La experiencia de estudiar Medicina constituye un período vital cargado de transformaciones y sucesos de alto impacto que configuran rasgos de la personalidad que, más tarde, darán una impronta definitiva en el perfil del profesional. Actualmente existe un consenso bastante generalizado acerca de la necesidad de estimular los aspectos humanísticos, los modos de razonamiento, argumentación y comunicación que empleen lenguajes diversos con la idea de prevenir el encierro disciplinar y la jerga como lengua excluyente del graduado. Es conocido que toda formación profesional implica aspectos explícitos e implícitos. El llamado “currículum oculto” es un repertorio de actitudes y perspectivas que también se aprende durante este segmento de la vida de las personas. En momentos donde los modelos se disuelven, la enseñanza se despersonaliza, las relaciones intersubjetivas se formulan de modo casi excluyente mediante la interposición de la tecnología, toda acción que propenda al estímulo de estrategias que resguarden al estudiante de estos riesgos debería ser promovida. Escribir es –desde tiempos inmemoriales- un ejercicio que obliga a la reflexión sobre la propia experiencia, un modo privilegiado de abrir nuevos horizontes y de desarrollar otras competencias. Para muchos de los pedagogos más importantes del mundo, la escritura constituye una habilidad imprescindible para cualquier individuo en período de formación. Quien escribe hace conscientes sus razonamientos, crea, argumenta, comunica y se construye a sí mismo y a su relación con los demás del modo más “humano” posible.

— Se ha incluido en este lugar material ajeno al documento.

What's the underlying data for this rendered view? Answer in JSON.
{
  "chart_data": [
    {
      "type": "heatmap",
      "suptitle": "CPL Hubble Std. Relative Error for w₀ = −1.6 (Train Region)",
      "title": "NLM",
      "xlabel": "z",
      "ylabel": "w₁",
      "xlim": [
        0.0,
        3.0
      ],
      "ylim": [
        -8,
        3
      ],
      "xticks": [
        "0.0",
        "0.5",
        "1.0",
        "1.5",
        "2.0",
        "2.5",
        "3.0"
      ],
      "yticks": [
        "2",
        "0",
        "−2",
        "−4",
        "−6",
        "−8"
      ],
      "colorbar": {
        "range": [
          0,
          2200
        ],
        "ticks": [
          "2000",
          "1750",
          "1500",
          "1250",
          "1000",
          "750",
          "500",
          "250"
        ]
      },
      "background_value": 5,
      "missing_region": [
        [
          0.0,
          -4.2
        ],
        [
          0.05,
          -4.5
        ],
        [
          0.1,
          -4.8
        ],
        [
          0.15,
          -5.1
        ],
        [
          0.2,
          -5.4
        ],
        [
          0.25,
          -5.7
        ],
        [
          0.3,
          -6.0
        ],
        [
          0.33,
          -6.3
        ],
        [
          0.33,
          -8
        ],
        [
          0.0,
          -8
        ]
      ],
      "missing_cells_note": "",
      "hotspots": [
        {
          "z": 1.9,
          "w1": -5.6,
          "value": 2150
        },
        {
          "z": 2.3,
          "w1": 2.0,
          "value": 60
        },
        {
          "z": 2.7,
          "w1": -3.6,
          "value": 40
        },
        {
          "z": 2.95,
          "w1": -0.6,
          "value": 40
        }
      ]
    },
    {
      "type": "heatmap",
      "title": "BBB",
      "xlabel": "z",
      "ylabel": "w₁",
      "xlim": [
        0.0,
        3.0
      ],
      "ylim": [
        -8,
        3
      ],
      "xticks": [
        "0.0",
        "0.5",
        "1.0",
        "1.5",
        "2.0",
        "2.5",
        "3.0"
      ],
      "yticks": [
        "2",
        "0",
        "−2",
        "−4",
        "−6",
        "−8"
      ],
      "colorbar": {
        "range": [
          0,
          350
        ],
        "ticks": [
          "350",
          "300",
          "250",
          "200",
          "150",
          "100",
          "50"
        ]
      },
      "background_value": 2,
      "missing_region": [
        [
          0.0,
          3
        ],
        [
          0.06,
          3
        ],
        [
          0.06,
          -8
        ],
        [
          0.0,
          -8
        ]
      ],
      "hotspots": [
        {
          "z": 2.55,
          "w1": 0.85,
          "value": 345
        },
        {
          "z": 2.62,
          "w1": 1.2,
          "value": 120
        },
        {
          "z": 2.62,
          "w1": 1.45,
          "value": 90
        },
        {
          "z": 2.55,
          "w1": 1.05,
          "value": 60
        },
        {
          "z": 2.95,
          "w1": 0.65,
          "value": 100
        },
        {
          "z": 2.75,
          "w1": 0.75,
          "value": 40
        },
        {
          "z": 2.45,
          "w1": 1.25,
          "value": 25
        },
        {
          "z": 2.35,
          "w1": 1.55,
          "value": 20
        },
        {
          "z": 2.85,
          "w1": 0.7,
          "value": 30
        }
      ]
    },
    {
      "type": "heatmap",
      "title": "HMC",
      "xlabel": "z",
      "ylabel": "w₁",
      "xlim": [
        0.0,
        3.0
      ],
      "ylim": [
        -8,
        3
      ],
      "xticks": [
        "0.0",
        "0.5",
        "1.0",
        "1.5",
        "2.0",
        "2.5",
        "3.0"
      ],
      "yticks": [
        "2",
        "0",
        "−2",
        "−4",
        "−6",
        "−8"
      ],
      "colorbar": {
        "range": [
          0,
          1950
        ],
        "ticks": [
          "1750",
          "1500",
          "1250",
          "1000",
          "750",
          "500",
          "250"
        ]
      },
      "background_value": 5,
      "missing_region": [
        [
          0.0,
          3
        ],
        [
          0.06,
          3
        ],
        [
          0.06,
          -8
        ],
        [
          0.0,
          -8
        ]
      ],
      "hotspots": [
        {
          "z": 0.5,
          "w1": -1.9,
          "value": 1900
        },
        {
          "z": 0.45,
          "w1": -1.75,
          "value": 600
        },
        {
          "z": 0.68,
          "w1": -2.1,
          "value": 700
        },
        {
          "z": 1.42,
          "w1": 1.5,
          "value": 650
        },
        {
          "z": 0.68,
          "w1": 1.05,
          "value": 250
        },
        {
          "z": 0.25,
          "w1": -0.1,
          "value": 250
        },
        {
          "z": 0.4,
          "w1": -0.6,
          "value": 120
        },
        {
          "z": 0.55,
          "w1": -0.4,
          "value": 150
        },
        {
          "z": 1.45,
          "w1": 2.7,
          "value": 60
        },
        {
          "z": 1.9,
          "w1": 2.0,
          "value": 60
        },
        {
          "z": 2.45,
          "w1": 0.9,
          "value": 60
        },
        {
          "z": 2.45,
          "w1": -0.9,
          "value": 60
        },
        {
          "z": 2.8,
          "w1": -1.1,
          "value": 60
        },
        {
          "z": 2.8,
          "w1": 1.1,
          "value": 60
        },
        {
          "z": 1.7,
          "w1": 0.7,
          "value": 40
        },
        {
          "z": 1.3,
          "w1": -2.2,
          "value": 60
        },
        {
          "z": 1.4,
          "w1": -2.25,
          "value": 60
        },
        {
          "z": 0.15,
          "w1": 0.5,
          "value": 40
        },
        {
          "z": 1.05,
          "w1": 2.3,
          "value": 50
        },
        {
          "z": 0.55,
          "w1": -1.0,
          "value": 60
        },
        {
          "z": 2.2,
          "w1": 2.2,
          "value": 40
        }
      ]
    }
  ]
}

¿A quiénes reconocen los alumnos como sus “maestros”? ¿Es posible trazar un perfil de lo que los estudiantes consideran un “maestro”?

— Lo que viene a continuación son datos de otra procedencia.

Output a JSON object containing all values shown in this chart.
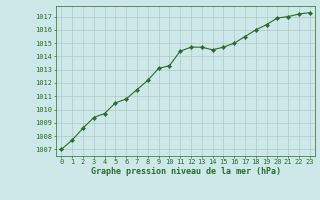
{
  "x": [
    0,
    1,
    2,
    3,
    4,
    5,
    6,
    7,
    8,
    9,
    10,
    11,
    12,
    13,
    14,
    15,
    16,
    17,
    18,
    19,
    20,
    21,
    22,
    23
  ],
  "y": [
    1007.0,
    1007.7,
    1008.6,
    1009.4,
    1009.7,
    1010.5,
    1010.8,
    1011.5,
    1012.2,
    1013.1,
    1013.3,
    1014.4,
    1014.7,
    1014.7,
    1014.5,
    1014.7,
    1015.0,
    1015.5,
    1016.0,
    1016.4,
    1016.9,
    1017.0,
    1017.2,
    1017.3
  ],
  "line_color": "#2d6a2d",
  "marker": "D",
  "marker_size": 2.2,
  "bg_color": "#cce8e8",
  "grid_color": "#b0c8c8",
  "xlabel": "Graphe pression niveau de la mer (hPa)",
  "xlabel_color": "#2d6a2d",
  "ylabel_ticks": [
    1007,
    1008,
    1009,
    1010,
    1011,
    1012,
    1013,
    1014,
    1015,
    1016,
    1017
  ],
  "ylim": [
    1006.5,
    1017.8
  ],
  "xlim": [
    -0.5,
    23.5
  ],
  "xticks": [
    0,
    1,
    2,
    3,
    4,
    5,
    6,
    7,
    8,
    9,
    10,
    11,
    12,
    13,
    14,
    15,
    16,
    17,
    18,
    19,
    20,
    21,
    22,
    23
  ],
  "tick_color": "#2d6a2d",
  "tick_fontsize": 5.0,
  "xlabel_fontsize": 6.0,
  "line_width": 0.8,
  "spine_color": "#2d6a2d"
}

Sin excepciones se retrataron a personajes con los que los estudiantes han tenido contacto personal y que reiteran un patrón que podría configurar un prototipo de aquello que quienes aprenden valoran más. Los “maestros” elegidos han sido individuos que, lejos de la erudición y la espectacularización del saber propio, ofrecieron su tiempo para la escucha y el acompañamiento. Docentes que estuvieron al lado –y no encima- del alumno y los guiaron con algo más que información desapasionada o destrezas técnicas. Todos fueron personas alejadas del “estrellato” académico, más bien un conjunto de seres dispuestos a transmitir lo que son con lo que hacen. Inexorablemente cada texto dejaba ver la figura de alguien que ejercía con humildad el trabajo cotidiano y que se constituía en un modelo a seguir. Despojados de la arrogancia del erudito, no esperaban admiración sino el establecimiento de un vínculo humano entre dos personas: uno que enseña lo que sabe y otro que aprende lo que aún ignora. Cada uno de ellos constituye un ejemplo de quienes trabajan por acortar las distancias entre maestro y discípulo y no para destacar lo que los separa. Ellos fueron reconocidos por lo que entregaron y no por lo que mostraron pero se negaron a compartir.

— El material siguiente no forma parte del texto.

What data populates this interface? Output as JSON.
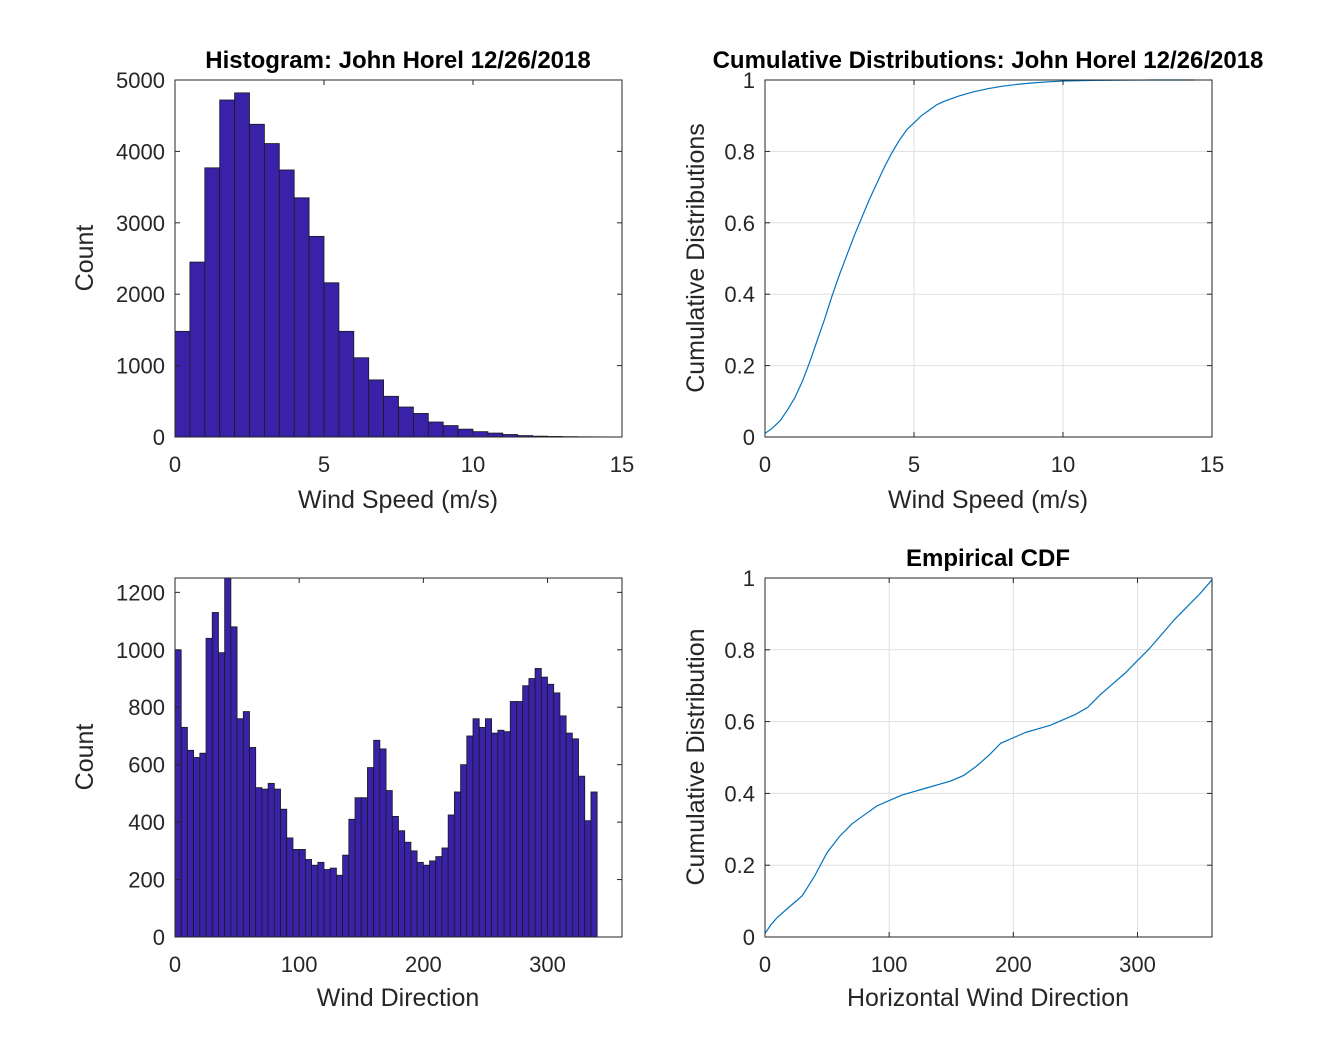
{
  "chart_data": [
    {
      "id": "hist_speed",
      "type": "bar",
      "title": "Histogram: John Horel 12/26/2018",
      "xlabel": "Wind Speed (m/s)",
      "ylabel": "Count",
      "xlim": [
        0,
        15
      ],
      "ylim": [
        0,
        5000
      ],
      "xticks": [
        0,
        5,
        10,
        15
      ],
      "yticks": [
        0,
        1000,
        2000,
        3000,
        4000,
        5000
      ],
      "grid": false,
      "bar_color": "#3A22A8",
      "bin_width": 0.5,
      "bin_start": 0,
      "values": [
        1480,
        2450,
        3770,
        4720,
        4820,
        4380,
        4110,
        3740,
        3350,
        2810,
        2160,
        1480,
        1110,
        800,
        570,
        420,
        330,
        210,
        160,
        110,
        75,
        55,
        35,
        20,
        12,
        8,
        5,
        3,
        2,
        1
      ]
    },
    {
      "id": "cdf_speed",
      "type": "line",
      "title": "Cumulative Distributions: John Horel 12/26/2018",
      "xlabel": "Wind Speed (m/s)",
      "ylabel": "Cumulative Distributions",
      "xlim": [
        0,
        15
      ],
      "ylim": [
        0,
        1
      ],
      "xticks": [
        0,
        5,
        10,
        15
      ],
      "yticks": [
        0,
        0.2,
        0.4,
        0.6,
        0.8,
        1
      ],
      "grid": true,
      "line_color": "#0072BD",
      "x": [
        0,
        0.25,
        0.5,
        0.75,
        1,
        1.25,
        1.5,
        1.75,
        2,
        2.25,
        2.5,
        2.75,
        3,
        3.25,
        3.5,
        3.75,
        4,
        4.25,
        4.5,
        4.75,
        5,
        5.25,
        5.5,
        5.75,
        6,
        6.5,
        7,
        7.5,
        8,
        8.5,
        9,
        9.5,
        10,
        11,
        12,
        13,
        14.4
      ],
      "y": [
        0.01,
        0.025,
        0.045,
        0.075,
        0.11,
        0.155,
        0.21,
        0.27,
        0.33,
        0.395,
        0.455,
        0.51,
        0.565,
        0.615,
        0.665,
        0.71,
        0.755,
        0.795,
        0.83,
        0.86,
        0.88,
        0.9,
        0.915,
        0.93,
        0.94,
        0.955,
        0.967,
        0.976,
        0.983,
        0.988,
        0.992,
        0.995,
        0.997,
        0.999,
        0.9995,
        1.0,
        1.0
      ]
    },
    {
      "id": "hist_dir",
      "type": "bar",
      "title": "",
      "xlabel": "Wind Direction",
      "ylabel": "Count",
      "xlim": [
        0,
        360
      ],
      "ylim": [
        0,
        1250
      ],
      "xticks": [
        0,
        100,
        200,
        300
      ],
      "yticks": [
        0,
        200,
        400,
        600,
        800,
        1000,
        1200
      ],
      "grid": false,
      "bar_color": "#3A22A8",
      "bin_width": 5,
      "bin_start": 0,
      "values": [
        1000,
        730,
        650,
        625,
        640,
        1040,
        1130,
        990,
        1250,
        1080,
        760,
        785,
        660,
        520,
        515,
        535,
        515,
        445,
        345,
        305,
        305,
        270,
        250,
        260,
        235,
        240,
        215,
        285,
        410,
        485,
        485,
        590,
        685,
        655,
        510,
        420,
        370,
        330,
        300,
        260,
        250,
        265,
        280,
        310,
        425,
        505,
        600,
        700,
        760,
        730,
        760,
        710,
        720,
        715,
        820,
        820,
        875,
        900,
        935,
        905,
        880,
        850,
        770,
        710,
        690,
        560,
        405,
        505
      ]
    },
    {
      "id": "cdf_dir",
      "type": "line",
      "title": "Empirical CDF",
      "xlabel": "Horizontal Wind Direction",
      "ylabel": "Cumulative Distribution",
      "xlim": [
        0,
        360
      ],
      "ylim": [
        0,
        1
      ],
      "xticks": [
        0,
        100,
        200,
        300
      ],
      "yticks": [
        0,
        0.2,
        0.4,
        0.6,
        0.8,
        1
      ],
      "grid": true,
      "line_color": "#0072BD",
      "x": [
        0,
        5,
        10,
        20,
        30,
        40,
        50,
        60,
        70,
        80,
        90,
        100,
        110,
        120,
        130,
        140,
        150,
        160,
        170,
        180,
        190,
        200,
        210,
        220,
        230,
        240,
        250,
        260,
        270,
        280,
        290,
        300,
        310,
        320,
        330,
        340,
        350,
        360
      ],
      "y": [
        0.01,
        0.035,
        0.055,
        0.085,
        0.115,
        0.17,
        0.235,
        0.28,
        0.315,
        0.34,
        0.365,
        0.38,
        0.395,
        0.405,
        0.415,
        0.425,
        0.435,
        0.45,
        0.475,
        0.505,
        0.54,
        0.555,
        0.57,
        0.58,
        0.59,
        0.605,
        0.62,
        0.64,
        0.675,
        0.705,
        0.735,
        0.77,
        0.805,
        0.845,
        0.885,
        0.92,
        0.955,
        0.995
      ]
    }
  ]
}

Enseñar es el acto más generoso de cuantos puedan cometerse. Es dar lo que se posee para acortar las diferencias con el otro. Es entregarse hasta que uno mismo resulte innecesario o superado por quien recibe. Esa es la medida del éxito, la completa disolución de la necesidad del maestro. Resulta estimulante que los jóvenes, desoyendo los prejuicios que sobre ellos se aplican, muestren con la sencillez de quien no teme a la verdad que su elección recae sobre quienes son capaces de dar sin especulaciones. Sobre aquellos que enseñan por lo que son más que por lo que dicen. El retrato que los alumnos nos muestran es el de una persona que ejerce su profesión fuera de los grandes circuitos del reconocimiento y los falsos liderazgos. Hombres y mujeres que una mañana cualquiera los tomaron del brazo y los acompañaron hasta la cama del paciente. Les abrieron las puertas de la comunicación con la persona que sufre y estuvieron allí para atenuar el impacto que establecer una relación médico paciente produce cuando se enfrenta sin experiencia. Sin estridencias, sin estrellatos, con la generosidad de los que conocen el valor de las cosas; así son los maestros elegidos. No está nada mal. Tal vez sea una buena ocasión para escucharlos y replantear lo que sobre ellos se piensa y lo que sobre cada uno de nosotros hacemos todos los días. Tal vez también los estudiantes tengan algo para enseñarnos. ¿Estaremos todos dispuestos a escucharlos?